Keratinocyte culture – short notes

Types of keratinocyte culture –

  1. Autologous
  2. Allografts

 

Autologous keratinocyte culture –

Patient selection –

Usually patient with >50% TBSA burn with most being 3rd degree

Contraindications – Cutaneous tuberculosis, AIDS, Hepatitis B

Age and inhalational injury are not contraindications.

Biopsy –

Minimum delay from biopsy to culture plating.

Less than 48 hours.

If >48 hours, antibiotics needs to be added to culture medium.

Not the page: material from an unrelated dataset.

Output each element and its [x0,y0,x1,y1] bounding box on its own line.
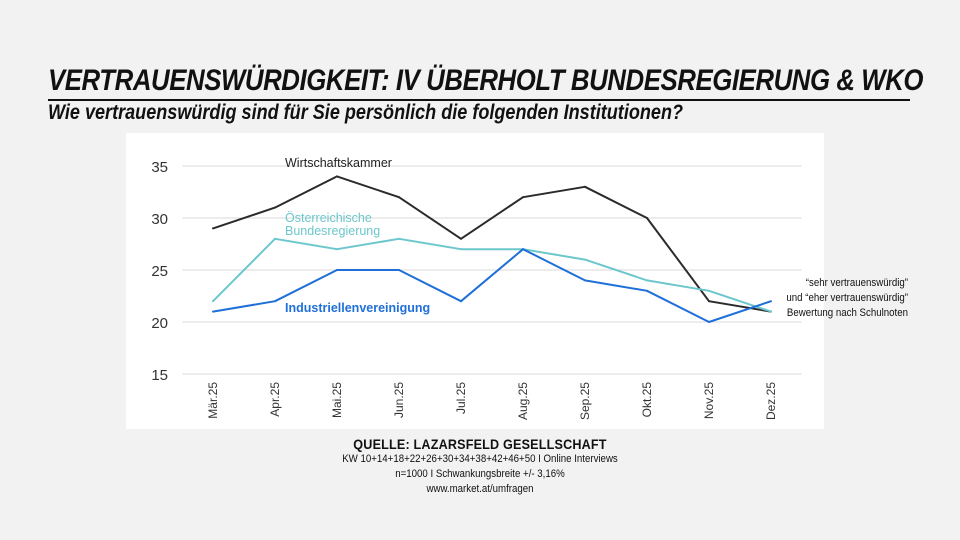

Biopsy – A SSG of 1-5 cm2 is harvested.

 

Keratinocytes isolation –

Sample is washed

Differential trypsinization is done

Separated epidermal component is centrifuged and cell suspension obtained

 

Technique of culture –

Described by Green

Keratinocytes are now routinely cultured on feeder layers

Feeder layer consists of fibroblasts (locally irradiated or treated with mitomycin)

Murine fibroblast line or human fibroblasts are used.

Isolated keratinocytes are seeded on petridish/culture flask containing mitomycin C treated mouse fibroblast 3T3 cells.

Keratinocytes are cultured in 3:1 mixture of Dulbeco’s modified Eagle’s medium supplemented with –

Hams F12 medium

Hydrocortisone (0.4 mg/ml)

Insulin

Transferrin (5mg/ml)

Adenine (8 x 10-4 mmol/l)

Triiodothyronine (2 x 10-2 mmol/l)

Cholera toxin (10-10 mmol/l)

Fetal calf serum (10%)

Antibiotics

Culture is incubated @ 37°C in humidified atmosphere with 5% CO2

After 3 days, 10 ng/ml of human epidermal growth factor  is added.

Primary culture is now established and can be passed ‘n’ number of times depending on requirement.

Keratinocytes adhere to matrix synthesized by fibroblasts and produce 3 types of clones –

Holoclones

Meroclones

Paraclones

Basal cell produce holoclone (with maximum growth potential allowing 5-6 subculture)

Suprabasal cell produce paraclones (with least growth potential).

Holoclones gradually develop into meroclones during culture.

So, only 2nd and 3rd passage are used for grafting.

Each colony grows from periphery and become confluent by 8-10 days.

Cultures are seeded/reseeded with attenuated 3T3 cells.

Once a confluent and multicellular epithelium is obtained, it is detached enzymatic from culture disk/flask by dispose and rinsed in PBS.

Epidermis is then taken on paraffin gauze.

Cultured epithelial autografts usually takes 2-3 weeks.

Detached epithelium is assessed for viability.

The cultured graft is transported in aseptic conditions in petri-dishes containing DMEM under 5% CO2 to OT.

 

Patient preparation –

Meanwhile patient burn wounds in serially debrided.

Patient condition in stabilized.

Excision is done as required.

 

Grafting

Grafting is done as soon as cultured graft arrives in OT

Carrier gauze is directly applied to the prepared bed.

Carrier gauze is then covered with saline gauze f/b thick dry dressing.

1st dressing is done after 5 days.

Then alternate day.

Carrier gauze is removed at 6-8 days.

 

Drawbacks of cultured keratinocytes –

(Most of the drawback is due to absence of dermal layer.)

Healed wound are thin and stiff

Lacks durability

Scarring and wound contraction are often

Keratinocytes also lack a well formed BM (or forms gradually) making grafts to shear off easily.

Fragile graft – leads to ‘delayed losses’.

 

Future –

Lack of dermal component makes cultured keratinocytes less than desirable – using dermal equivalent is a option to increase uptake (but, makes it costly.)

Using acellular fibrin gel as biological support media – does not require enzymatic detachment –

Improves adhesion potential of cells – increases attachment to the bed.

Also reduces culture time to 15 days to produce sheet graft.

 

Epidermal allograft culture –

Easily available

But, only a temporary measure (it gets rejected after some time).